During the course of its trade, the directors of the IT business became associated with a key employee from a national IT recruitment agency who placed new recruits with a number of its own customers. As a result of the association and the obvious synergies between the two parties, they ultimately decided to team up to commence a brand new IT recruitment business on a joint venture basis.
There were inevitably a wide variety of commercial, legal and financial aspects to deal with to launch this new business, as there typically are for any new start-up, but one particularly important issue concerned the means by which we established the respective shareholdings in a new limited company set up for the purpose (the joint venture (JV) company). The circumstances and motivations were different between the individuals involved, reflected in the solutions adopted.
Starting with the recruitment employee:
In simple terms, the basic choices included:
(i) subscription for shares at the outset; or
(ii) granting HMRC-approved share options, probably using an “Enterprise Management Incentive” share scheme.
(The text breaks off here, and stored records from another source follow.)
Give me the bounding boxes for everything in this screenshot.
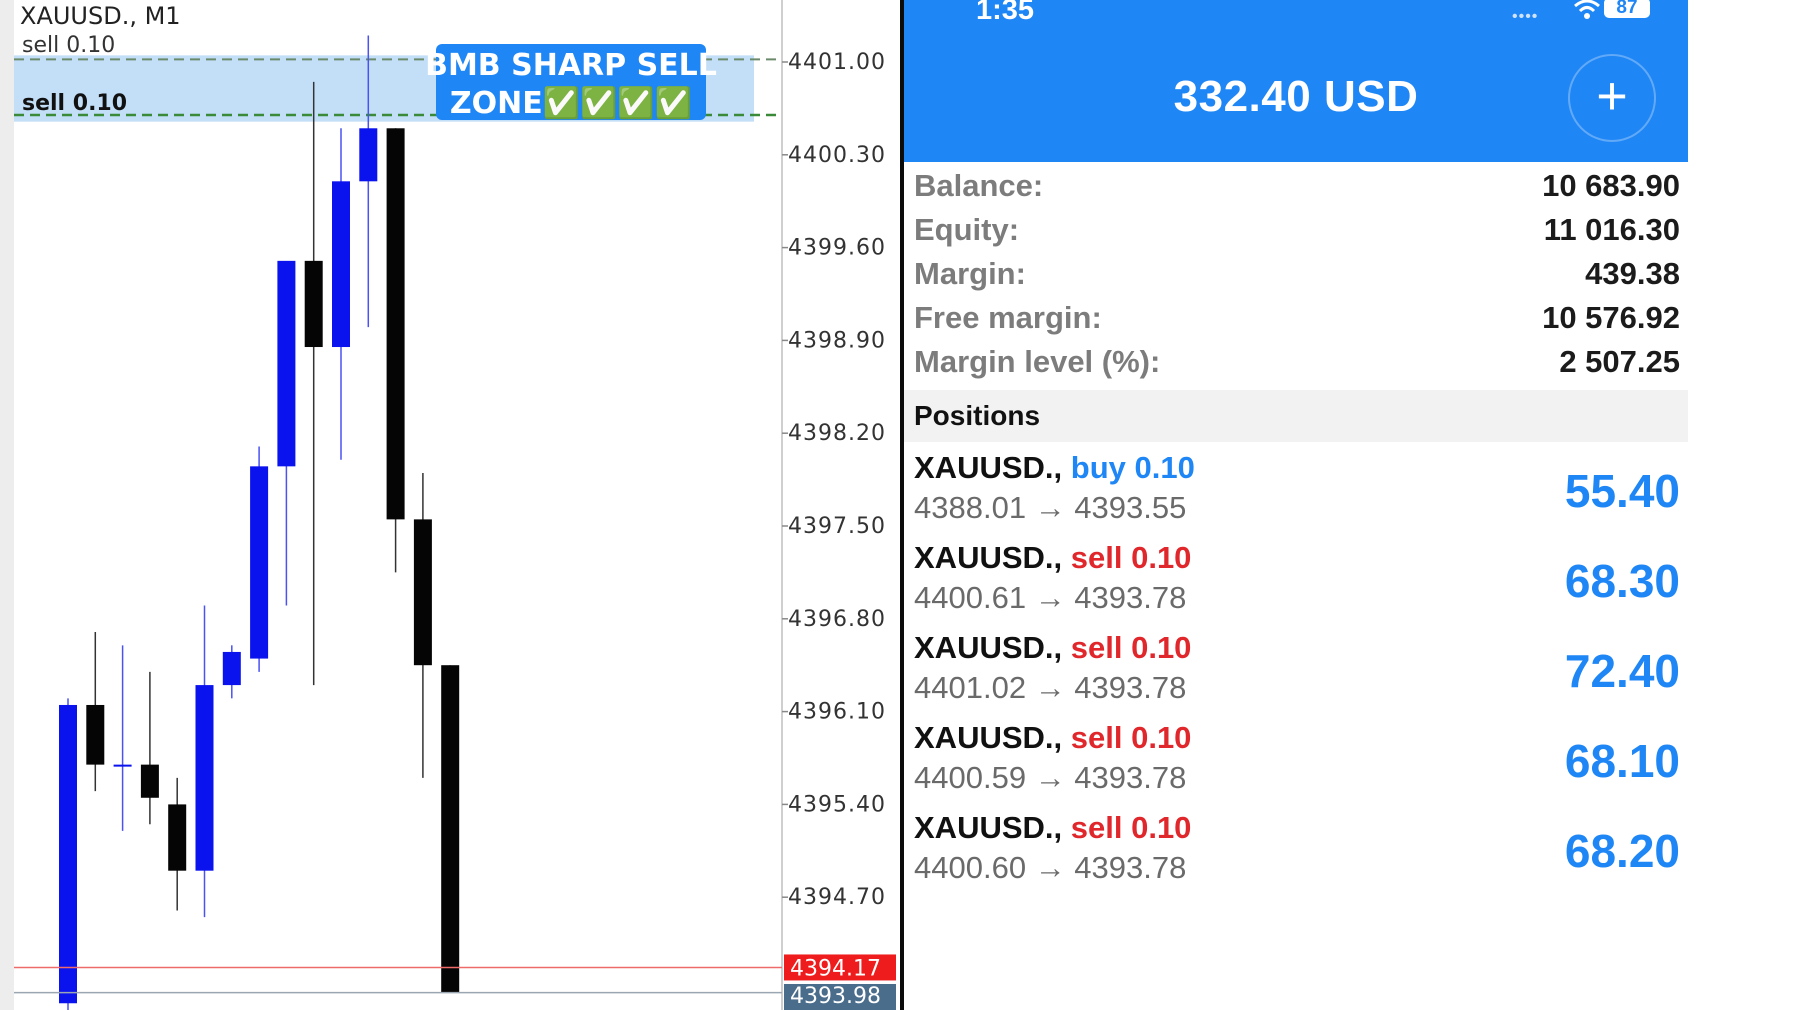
wifi-icon (1574, 0, 1600, 19)
candlestick-chart[interactable]: XAUUSD., M1 sell 0.10 sell 0.10 4401.004… (0, 0, 900, 1010)
account-row-value: 10 576.92 (1542, 300, 1680, 335)
chart-panel[interactable]: XAUUSD., M1 sell 0.10 sell 0.10 4401.00 4… (0, 0, 900, 1010)
bull-candle (113, 764, 132, 767)
sell-zone-banner-line2: ZONE✅✅✅✅ (450, 85, 692, 121)
account-row-margin-level: Margin level (%): 2 507.25 (914, 344, 1680, 384)
account-row-value: 439.38 (1585, 256, 1680, 291)
position-item[interactable]: XAUUSD., sell 0.10 4400.60 → 4393.78 68.… (904, 810, 1688, 900)
status-time: 1:35 (976, 0, 1035, 26)
account-row-balance: Balance: 10 683.90 (914, 168, 1680, 208)
position-symbol: XAUUSD., (914, 630, 1063, 665)
position-symbol: XAUUSD., (914, 540, 1063, 575)
position-type: sell 0.10 (1070, 630, 1192, 665)
sell-zone-banner-line1: BMB SHARP SELL (425, 48, 717, 83)
position-item[interactable]: XAUUSD., sell 0.10 4401.02 → 4393.78 72.… (904, 630, 1688, 720)
price-tick-label: 4395.40 (788, 792, 886, 817)
bear-candle (441, 665, 460, 993)
price-tick-label: 4396.80 (788, 607, 886, 632)
account-row-value: 2 507.25 (1559, 344, 1680, 379)
account-row-label: Balance: (914, 168, 1044, 203)
bull-candle (332, 181, 350, 348)
price-axis-ticks: 4401.00 4400.30 4399.60 4398.90 4398.20 4397.… (782, 50, 886, 910)
account-row-value: 11 016.30 (1543, 212, 1680, 247)
position-symbol: XAUUSD., (914, 450, 1063, 485)
account-row-label: Equity: (914, 212, 1020, 247)
price-tick-label: 4398.90 (788, 328, 886, 353)
account-panel: 1:35 •••• 87 332.40 USD + Balance: 10 68… (904, 0, 1688, 1010)
bull-candle (195, 685, 214, 871)
add-button[interactable]: + (1568, 54, 1656, 142)
position-profit: 68.10 (1564, 735, 1680, 787)
price-tick-label: 4400.30 (788, 143, 886, 168)
position-symbol: XAUUSD., (914, 720, 1063, 755)
right-blank-area (1688, 0, 1794, 1010)
position-prices: 4401.02 → 4393.78 (914, 670, 1187, 705)
chart-left-edge (0, 0, 14, 1010)
bear-candle (140, 764, 159, 798)
account-row-label: Margin level (%): (914, 344, 1161, 379)
position-title-line: XAUUSD., sell 0.10 (914, 810, 1191, 846)
position-type: sell 0.10 (1070, 720, 1192, 755)
bear-candle (386, 128, 405, 520)
position-type: sell 0.10 (1070, 810, 1192, 845)
bid-price-tag-text: 4393.98 (790, 984, 881, 1009)
position-profit: 68.30 (1564, 555, 1680, 607)
bear-candle (168, 804, 187, 871)
price-tick-label: 4394.70 (788, 885, 886, 910)
bull-candle (59, 704, 77, 1004)
position-prices: 4388.01 → 4393.55 (914, 490, 1187, 525)
position-symbol: XAUUSD., (914, 810, 1063, 845)
bear-candle (86, 704, 105, 765)
position-profit: 68.20 (1564, 825, 1680, 877)
price-tick-label: 4396.10 (788, 700, 886, 725)
position-type: sell 0.10 (1070, 540, 1192, 575)
order-line-label-2: sell 0.10 (22, 91, 127, 116)
position-title-line: XAUUSD., buy 0.10 (914, 450, 1195, 486)
order-line-label-1: sell 0.10 (22, 33, 115, 58)
position-item[interactable]: XAUUSD., buy 0.10 4388.01 → 4393.55 55.4… (904, 450, 1688, 540)
account-row-label: Margin: (914, 256, 1026, 291)
account-row-margin: Margin: 439.38 (914, 256, 1680, 296)
position-item[interactable]: XAUUSD., sell 0.10 4400.59 → 4393.78 68.… (904, 720, 1688, 810)
position-item[interactable]: XAUUSD., sell 0.10 4400.61 → 4393.78 68.… (904, 540, 1688, 630)
position-prices: 4400.60 → 4393.78 (914, 850, 1187, 885)
chart-symbol-label: XAUUSD., M1 (20, 2, 181, 30)
price-tick-label: 4401.00 (788, 50, 886, 75)
position-profit: 72.40 (1564, 645, 1680, 697)
position-title-line: XAUUSD., sell 0.10 (914, 630, 1191, 666)
account-header: 1:35 •••• 87 332.40 USD + (904, 0, 1688, 162)
price-tick-label: 4398.20 (788, 421, 886, 446)
account-row-label: Free margin: (914, 300, 1102, 335)
price-tick-label: 4397.50 (788, 514, 886, 539)
signal-dots-icon: •••• (1512, 8, 1539, 25)
positions-header: Positions (904, 390, 1688, 442)
position-title-line: XAUUSD., sell 0.10 (914, 720, 1191, 756)
account-row-value: 10 683.90 (1542, 168, 1680, 203)
position-prices: 4400.61 → 4393.78 (914, 580, 1187, 615)
bear-candle (413, 519, 432, 666)
position-title-line: XAUUSD., sell 0.10 (914, 540, 1191, 576)
bull-candle (359, 128, 378, 182)
account-row-equity: Equity: 11 016.30 (914, 212, 1680, 252)
bull-candle (222, 651, 241, 686)
account-row-free-margin: Free margin: 10 576.92 (914, 300, 1680, 340)
position-prices: 4400.59 → 4393.78 (914, 760, 1187, 795)
bull-candle (250, 466, 269, 659)
ask-price-tag-text: 4394.17 (790, 956, 881, 981)
position-profit: 55.40 (1564, 465, 1680, 517)
positions-title: Positions (914, 400, 1041, 431)
position-type: buy 0.10 (1070, 450, 1195, 485)
battery-icon: 87 (1604, 0, 1650, 18)
bear-candle (304, 260, 323, 348)
bull-candle (277, 260, 296, 467)
price-tick-label: 4399.60 (788, 236, 886, 261)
Our client decided that it was most appropriate for their situation for their joint venture “partner” to subscribe for shares and introduce some working capital into the JV company.
As far as the other shareholders were concerned:
The directors of our client were able to organise their share subscriptions (and introduction of working capital) within the “Seed EIS” tax advantaged investment rules, which provided 50% income tax credit against their income and CGT exempt status for the new shares after three years of ownership.
The share capital was organised into different share classes to provide flexibility over the payment of dividends to the shareholders.
Ultimately, the shareholders have structured their shareholdings to yield significant commercial and fiscal benefits.